Ensign has a large body of research on her side.  Veteran domestic violence researchers Richard Gelles, Murray Straus, and Susan Steinmetz, who were once hailed by the women’s movement for their pioneering work on violence against women, have repeatedly found that women are just as likely as men to physically attack their spouses or partners. Cal State Long Beach professor Martin Fiebert has compiled and summarized 117 different studies with over 72,000 respondents that found that women are as responsible for initiating and engaging in domestic violence as men are.  Studies by researchers  R.I. McNeeley and Coramae Richey Mann show  that women frequently compensate for their smaller size by employing the element of surprise and using weapons, often including guns, knives, boiling water, bricks, fireplace pokers and baseball bats.

Crime statistics indicate large imbalances in the number of domestic violence  incidents against men and women largely because, as studies have shown,  an abused woman is many times more likely to report abuse than an abused man. Many men hesitate to call the police because they assume, often correctly, that the police will automatically treat them as if they are the perpetrator.
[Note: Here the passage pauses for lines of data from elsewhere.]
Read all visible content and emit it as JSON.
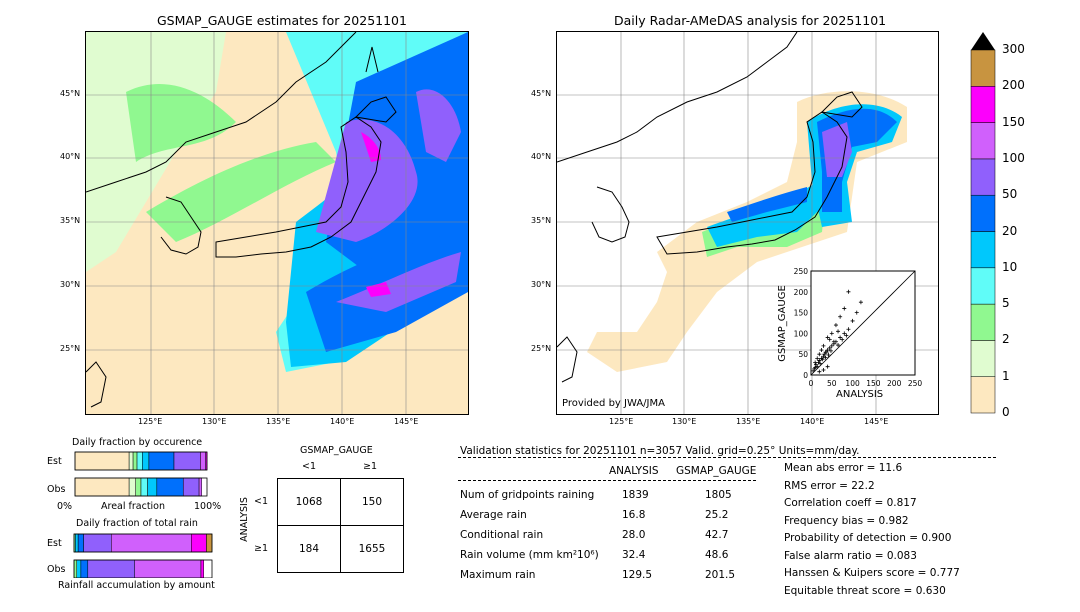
{
  "left_map": {
    "title": "GSMAP_GAUGE estimates for 20251101",
    "lat_labels": [
      "45°N",
      "40°N",
      "35°N",
      "30°N",
      "25°N"
    ],
    "lon_labels": [
      "125°E",
      "130°E",
      "135°E",
      "140°E",
      "145°E"
    ]
  },
  "right_map": {
    "title": "Daily Radar-AMeDAS analysis for 20251101",
    "lat_labels": [
      "45°N",
      "40°N",
      "35°N",
      "30°N",
      "25°N"
    ],
    "lon_labels": [
      "125°E",
      "130°E",
      "135°E",
      "140°E",
      "145°E"
    ],
    "credit": "Provided by JWA/JMA"
  },
  "colorbar": {
    "labels": [
      "0",
      "1",
      "2",
      "5",
      "10",
      "20",
      "50",
      "100",
      "150",
      "200",
      "300"
    ],
    "colors": [
      "#fde8c0",
      "#e0fcd0",
      "#90f890",
      "#60fcf8",
      "#00c8fc",
      "#0070fc",
      "#9060fc",
      "#d060fc",
      "#fc00fc",
      "#c89440"
    ],
    "extend_top_color": "#000000"
  },
  "scatter_inset": {
    "xlabel": "ANALYSIS",
    "ylabel": "GSMAP_GAUGE",
    "ticks": [
      "0",
      "50",
      "100",
      "150",
      "200",
      "250"
    ]
  },
  "occurrence": {
    "title": "Daily fraction by occurence",
    "rows": [
      "Est",
      "Obs"
    ],
    "axis_left": "0%",
    "axis_mid": "Areal fraction",
    "axis_right": "100%"
  },
  "total_rain": {
    "title": "Daily fraction of total rain",
    "rows": [
      "Est",
      "Obs"
    ],
    "caption": "Rainfall accumulation by amount"
  },
  "contingency": {
    "header": "GSMAP_GAUGE",
    "col_labels": [
      "<1",
      "≥1"
    ],
    "row_axis": "ANALYSIS",
    "row_labels": [
      "<1",
      "≥1"
    ],
    "cells": [
      [
        "1068",
        "150"
      ],
      [
        "184",
        "1655"
      ]
    ]
  },
  "validation": {
    "header": "Validation statistics for 20251101  n=3057 Valid. grid=0.25° Units=mm/day.",
    "col_analysis": "ANALYSIS",
    "col_gsmap": "GSMAP_GAUGE",
    "rows": [
      {
        "label": "Num of gridpoints raining",
        "analysis": "1839",
        "gsmap": "1805"
      },
      {
        "label": "Average rain",
        "analysis": "16.8",
        "gsmap": "25.2"
      },
      {
        "label": "Conditional rain",
        "analysis": "28.0",
        "gsmap": "42.7"
      },
      {
        "label": "Rain volume (mm km²10⁶)",
        "analysis": "32.4",
        "gsmap": "48.6"
      },
      {
        "label": "Maximum rain",
        "analysis": "129.5",
        "gsmap": "201.5"
      }
    ],
    "scores": [
      "Mean abs error =   11.6",
      "RMS error =   22.2",
      "Correlation coeff =  0.817",
      "Frequency bias =  0.982",
      "Probability of detection =  0.900",
      "False alarm ratio =  0.083",
      "Hanssen & Kuipers score =  0.777",
      "Equitable threat score =  0.630"
    ]
  },
  "chart_data": [
    {
      "type": "heatmap",
      "title": "GSMAP_GAUGE estimates for 20251101",
      "x_ticks": [
        "125°E",
        "130°E",
        "135°E",
        "140°E",
        "145°E"
      ],
      "y_ticks": [
        "45°N",
        "40°N",
        "35°N",
        "30°N",
        "25°N"
      ]
    },
    {
      "type": "heatmap",
      "title": "Daily Radar-AMeDAS analysis for 20251101",
      "x_ticks": [
        "125°E",
        "130°E",
        "135°E",
        "140°E",
        "145°E"
      ],
      "y_ticks": [
        "45°N",
        "40°N",
        "35°N",
        "30°N",
        "25°N"
      ]
    },
    {
      "type": "scatter",
      "xlabel": "ANALYSIS",
      "ylabel": "GSMAP_GAUGE",
      "xlim": [
        0,
        250
      ],
      "ylim": [
        0,
        250
      ],
      "x": [
        5,
        8,
        10,
        12,
        15,
        18,
        20,
        22,
        25,
        28,
        30,
        32,
        35,
        38,
        40,
        42,
        45,
        48,
        50,
        55,
        60,
        65,
        70,
        75,
        80,
        85,
        90,
        100,
        110,
        120,
        10,
        15,
        20,
        25,
        30,
        35,
        40,
        45,
        50,
        55,
        60,
        65,
        70,
        80,
        90,
        20,
        30,
        40
      ],
      "y": [
        10,
        15,
        18,
        25,
        20,
        30,
        35,
        28,
        40,
        38,
        45,
        50,
        42,
        55,
        60,
        48,
        65,
        58,
        70,
        75,
        80,
        72,
        90,
        85,
        100,
        95,
        110,
        130,
        150,
        175,
        30,
        40,
        50,
        60,
        70,
        55,
        90,
        85,
        100,
        80,
        120,
        105,
        140,
        160,
        200,
        8,
        12,
        20
      ]
    },
    {
      "type": "bar",
      "title": "Daily fraction by occurence",
      "categories": [
        "Est",
        "Obs"
      ],
      "series": [
        {
          "values": [
            0.41,
            0.41
          ]
        },
        {
          "values": [
            0.03,
            0.05
          ]
        },
        {
          "values": [
            0.03,
            0.04
          ]
        },
        {
          "values": [
            0.04,
            0.05
          ]
        },
        {
          "values": [
            0.05,
            0.07
          ]
        },
        {
          "values": [
            0.19,
            0.2
          ]
        },
        {
          "values": [
            0.2,
            0.12
          ]
        },
        {
          "values": [
            0.04,
            0.02
          ]
        },
        {
          "values": [
            0.01,
            0.0
          ]
        }
      ]
    },
    {
      "type": "bar",
      "title": "Daily fraction of total rain",
      "categories": [
        "Est",
        "Obs"
      ],
      "series": [
        {
          "values": [
            0.01,
            0.02
          ]
        },
        {
          "values": [
            0.02,
            0.03
          ]
        },
        {
          "values": [
            0.04,
            0.05
          ]
        },
        {
          "values": [
            0.2,
            0.34
          ]
        },
        {
          "values": [
            0.58,
            0.48
          ]
        },
        {
          "values": [
            0.11,
            0.02
          ]
        },
        {
          "values": [
            0.04,
            0.0
          ]
        }
      ]
    }
  ]
}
Activists from Stop Abuse for Everyone (SAFE), a non-profit group dedicated to expanding services for all victims of domestic violence (male or female), have taken the issue to the Los Angeles County Board of Supervisors. According to attorney Marc Angelucci, the California chairman of SAFE, while some officials seem cautiously sympathetic, none so far have been willing to come out firmly in support of getting help for abused men. Deputies for Mike Antonovich and Zev Yaroslavsky have said that they are studying the issue.

Male domestic violence victims like Mark Grayson, a San Fernando Valley educator who was attacked by his ex-wife on several occasions, bristle at the idea that the county has to investigate to see whether or not abused men’s needs are being met when there is only one, distant shelter willing to accept them.
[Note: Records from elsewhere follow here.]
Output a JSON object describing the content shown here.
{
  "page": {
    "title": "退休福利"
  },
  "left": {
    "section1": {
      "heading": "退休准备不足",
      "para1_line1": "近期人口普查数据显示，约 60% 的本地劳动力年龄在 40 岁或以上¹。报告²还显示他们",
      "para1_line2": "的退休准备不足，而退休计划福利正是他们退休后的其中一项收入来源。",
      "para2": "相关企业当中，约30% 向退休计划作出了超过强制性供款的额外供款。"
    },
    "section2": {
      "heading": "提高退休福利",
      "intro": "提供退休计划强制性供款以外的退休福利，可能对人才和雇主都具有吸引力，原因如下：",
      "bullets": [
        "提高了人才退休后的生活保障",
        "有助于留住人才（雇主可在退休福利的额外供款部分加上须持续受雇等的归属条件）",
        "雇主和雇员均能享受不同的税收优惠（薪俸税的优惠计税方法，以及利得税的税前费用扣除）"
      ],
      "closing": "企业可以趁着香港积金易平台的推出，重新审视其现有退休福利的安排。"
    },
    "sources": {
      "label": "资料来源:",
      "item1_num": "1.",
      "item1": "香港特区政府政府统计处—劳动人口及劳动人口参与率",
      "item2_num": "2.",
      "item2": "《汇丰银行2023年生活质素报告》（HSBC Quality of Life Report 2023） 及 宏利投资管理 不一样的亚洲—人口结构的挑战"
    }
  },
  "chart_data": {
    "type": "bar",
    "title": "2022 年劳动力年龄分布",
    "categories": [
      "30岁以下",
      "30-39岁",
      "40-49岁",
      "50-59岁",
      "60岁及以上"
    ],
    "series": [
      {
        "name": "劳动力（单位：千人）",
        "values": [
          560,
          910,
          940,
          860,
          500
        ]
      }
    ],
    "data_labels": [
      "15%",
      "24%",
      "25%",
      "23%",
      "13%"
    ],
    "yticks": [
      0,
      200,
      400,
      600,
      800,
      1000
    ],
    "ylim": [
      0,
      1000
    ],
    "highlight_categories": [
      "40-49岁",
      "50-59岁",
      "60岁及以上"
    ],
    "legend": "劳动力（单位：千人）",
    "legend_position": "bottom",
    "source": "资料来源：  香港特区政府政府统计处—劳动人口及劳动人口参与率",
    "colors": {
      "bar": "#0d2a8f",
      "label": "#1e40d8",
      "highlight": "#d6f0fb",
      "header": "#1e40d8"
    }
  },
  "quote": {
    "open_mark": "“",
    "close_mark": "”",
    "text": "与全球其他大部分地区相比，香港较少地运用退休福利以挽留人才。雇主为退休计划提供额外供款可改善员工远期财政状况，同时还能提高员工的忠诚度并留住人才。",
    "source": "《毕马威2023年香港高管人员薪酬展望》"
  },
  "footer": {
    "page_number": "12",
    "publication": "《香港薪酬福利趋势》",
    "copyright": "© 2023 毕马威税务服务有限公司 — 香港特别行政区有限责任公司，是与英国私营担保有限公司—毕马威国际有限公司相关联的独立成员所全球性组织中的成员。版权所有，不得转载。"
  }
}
“When I tried to get help it felt as if I first had to prove that we [male victims] exist,” he says. “When my ex-wife stabbed me in the back with a piece of silverware, instead of going to the hospital I should have gone to the county supervisors with the silverware still stuck in my back.  Maybe then they would have seen that male victims  need help too.”

 

This column first appeared in the Los Angeles Daily News (8/21/01).